Cose che non ho scritto la settimana scorsa per non essere sulla notizia.

1. Il pastore piromane della Florida è un pirla, e per convincersene bastava sentire una delle sue rustiche conferenze stampa, cariche di geriatrica ansia d’attenzione. Però risalirei la catena mediatica di comando che cinicamente ha deciso di concedergli il famoso quarto d’ora di celebrità. Ecco, quelli, che magari si stanno fregando le mani per il rumore fatto, quelli con tutto il rispetto con “lo show che deve andare avanti” li metterei un paio d’anni alle previsioni del tempo, senza dargli spiegazioni (sempre che poi tutta la storia non abbia implicazioni diversissime, meno “naturali” e assai meno cronistiche. Ma se è così tra non molto lo sapremo).

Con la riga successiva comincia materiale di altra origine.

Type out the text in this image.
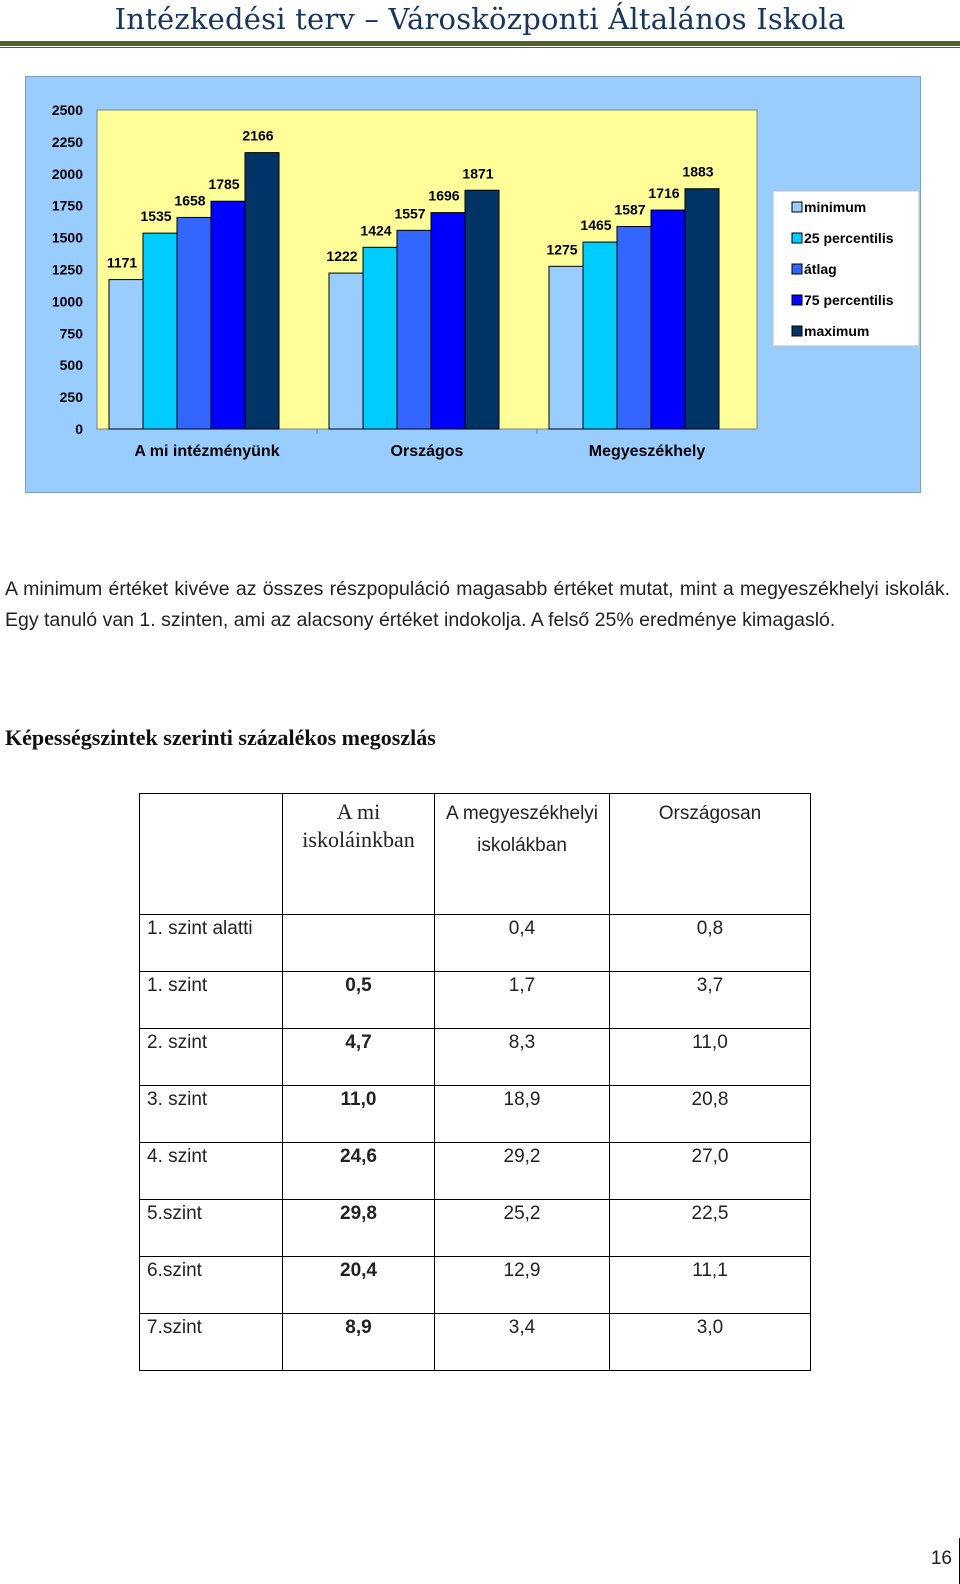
Intézkedési terv – Városközponti Általános Iskola
0
250
500
750
1000
1250
1500
1750
2000
2250
2500
1171
1535
1658
1785
2166
1222
1424
1557
1696
1871
1275
1465
1587
1716
1883
A mi intézményünk	Országos	Megyeszékhely
minimum
25 percentilis
átlag
75 percentilis
maximum
A minimum értéket kivéve az összes részpopuláció magasabb értéket mutat, mint a megyeszékhelyi iskolák. Egy tanuló van 1. szinten, ami az alacsony értéket indokolja. A felső 25% eredménye kimagasló.
Képességszintek szerinti százalékos megoszlás
	A mi iskoláinkban	A megyeszékhelyi iskolákban	Országosan
1. szint alatti		0,4	0,8
1. szint	0,5	1,7	3,7
2. szint	4,7	8,3	11,0
3. szint	11,0	18,9	20,8
4. szint	24,6	29,2	27,0
5.szint	29,8	25,2	22,5
6.szint	20,4	12,9	11,1
7.szint	8,9	3,4	3,0
16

2. Il libro di Christian Rocca sulla Versione di Barney è affettuoso, divertente ed è anche un “come eravamo” dello spirito del Foglio, in un periodo nel quale non ci scrivevo ma lo leggevo con divertimento. Tanto per essere in stile Barney, la parte che preferisco riguarda quello che ne esce fuori di Rocca e della sue compressa emotività. Perciò progetto una Versione di Rocca che stenderò tra circa 30 anni.

3. È un bel momento di dischi completamente sconosciuti. Però poi arriva Brian Wilson, lo stesso matto che ci ossessiona da quando da ragazzini abbiamo scoperto che “Sei già di un altro” dell’Equipe 84 era solo una versione italiana e che l’originale era molto meglio, arriva Wilson e produce un’apparente trombonata per virtuosi come la sua Versione di Gershwin. Allora ci diciamo che qua tutti fanno versioni, poi però lo sentiamo perché a Brian chi dice di no? E puntuale, quando spunta “I’ve Got A Crush On You”, in terrificante versione terzinata, col pianino ritmico e i suoi ragazzi che fanno il doo-wop, insomma quando il motore ormonico della Southern California si riaccende, come capita sempre ci si blocca, si molla tutto, si fissa il vuoto, e si va dietro alla voce senza età di Wilson, via via, giù verso il prossimo lunedì.